For years the question was only academic: What would happen if a dispute over fair, reasonable and non-discriminatory licenses for a standard-essential patent went to court? Kirkland & Ellis partners Adam Alper and Michael De Vries helped create the reality in 2013 when Cisco and other manufacturers sued IP licensing company Innovatio IP Ventures LLC for breaching a FRAND commitment. Alper and De Vries turned the tables on an aggressive nonpracticing entity that began by demanding $2,500 per WiFi location and ended up settling for about 3 cents per allegedly infringing chip.
Judge James Holderman agreed to decide the damages issue first. Who proposed that and what was the thinking?
Alper: We raised a request to the court early on that it require the parties to submit damages contentions, and also put in place a procedure to allow the parties to tee up and resolve key damages disputes. We felt that could be very important to potentially narrowing the case, especially considering that there were a large number (23) patents-in-suit. The court was amenable to the idea but wanted us to proceed through discovery first. Ultimately, we were on the verge of commencing the claim construction briefing on all 23 patents, which is a large number for a single patent litigation. Even though we felt very strongly about the merits of our positions on liability, proceedings on claim construction and liability would be highly resource intensive, especially considering the large number of end user parties involved, and we saw a much more streamlined and direct path for resolution through a specialized proceeding on FRAND damages issues. So we proposed that we put off claim construction and liability, and instead proceed with damages. We knew this would not be a surprise to the court, since we had continuously pushed damages issues throughout the case.

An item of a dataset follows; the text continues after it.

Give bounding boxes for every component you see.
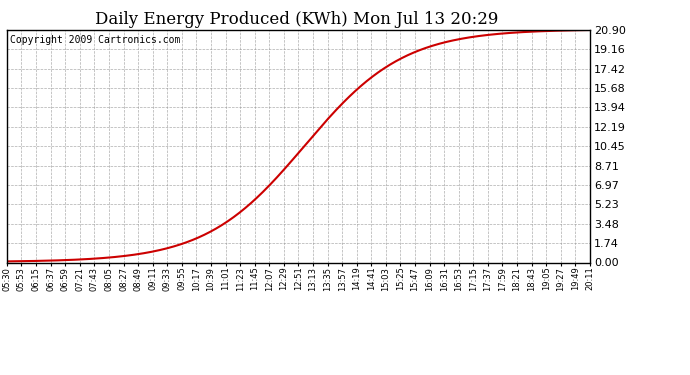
Text: Daily Energy Produced (KWh) Mon Jul 13 20:29: Daily Energy Produced (KWh) Mon Jul 13 2… [95,11,498,28]
Text: Copyright 2009 Cartronics.com: Copyright 2009 Cartronics.com [10,34,180,45]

The court agreed that the time had come to resolve the key damages issues, and set two trials on damages and FRAND.
There were two trials on damages?
Alper: Yes. The first trial was to determine if the patent claims were essential to the standard at issue and thus deserving of FRAND treatment. The court determined that all the claims were essential. This was the first trial on essentiality that we are aware of, and it was a very interesting proceeding. The second trial was a FRAND royalty trial to set the FRAND royalty rate. This too was a significant, relatively new procedure. After hearing fact and expert testimony from the parties, the court delivered a landmark opinion that enunciates many important FRAND principles and sets forth a concrete approach to setting a FRAND royalty rate.
Holderman came up with a 9.5 cent FRAND rate, and you ultimately settled for quite a bit less, because you still had claims for breaching the FRAND commitment.

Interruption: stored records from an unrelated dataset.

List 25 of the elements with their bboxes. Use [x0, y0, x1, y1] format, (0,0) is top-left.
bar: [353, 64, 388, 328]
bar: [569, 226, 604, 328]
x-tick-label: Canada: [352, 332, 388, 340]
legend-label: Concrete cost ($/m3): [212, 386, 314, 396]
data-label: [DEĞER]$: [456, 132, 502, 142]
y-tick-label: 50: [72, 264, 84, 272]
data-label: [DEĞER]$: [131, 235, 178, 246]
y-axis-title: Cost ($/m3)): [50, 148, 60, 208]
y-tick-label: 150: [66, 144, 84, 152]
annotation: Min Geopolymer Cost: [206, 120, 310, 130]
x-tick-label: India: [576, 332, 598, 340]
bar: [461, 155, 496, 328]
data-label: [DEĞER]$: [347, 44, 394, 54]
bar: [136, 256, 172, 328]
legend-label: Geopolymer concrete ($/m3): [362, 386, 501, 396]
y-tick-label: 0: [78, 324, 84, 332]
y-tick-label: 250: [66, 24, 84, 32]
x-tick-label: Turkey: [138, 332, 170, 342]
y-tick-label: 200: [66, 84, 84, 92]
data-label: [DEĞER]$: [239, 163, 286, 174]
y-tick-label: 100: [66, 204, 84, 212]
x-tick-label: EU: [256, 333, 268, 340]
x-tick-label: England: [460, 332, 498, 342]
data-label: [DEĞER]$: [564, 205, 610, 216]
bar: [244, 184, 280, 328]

De Vries: I think everyone on our side felt good about where we ended up. We felt that the entire progress of the Innovatio licensing campaign and its targeting of end users [contributed to] a strong breach of RAND claim.
We've now got an appellate decision on FRAND from the Federal Circuit and others from the district courts. Do you feel were able to help set the tone on this issue?
De Vries: I think that's definitely the case. There have been a number of decisions that seem to be coalescing around a set of principles to be applied when you end up in [these circumstances]. The core principles that were embodied in the Innovatio outcome — like the need to take into account all of the patented technologies within a standard and separate those technologies from the discrete feature covered by a particular patent, and that any value for a particular patent has to be limited to the value of the feature covered by that patent and not be based on the value of the standard itself — we're definitely seeing those same principles elsewhere.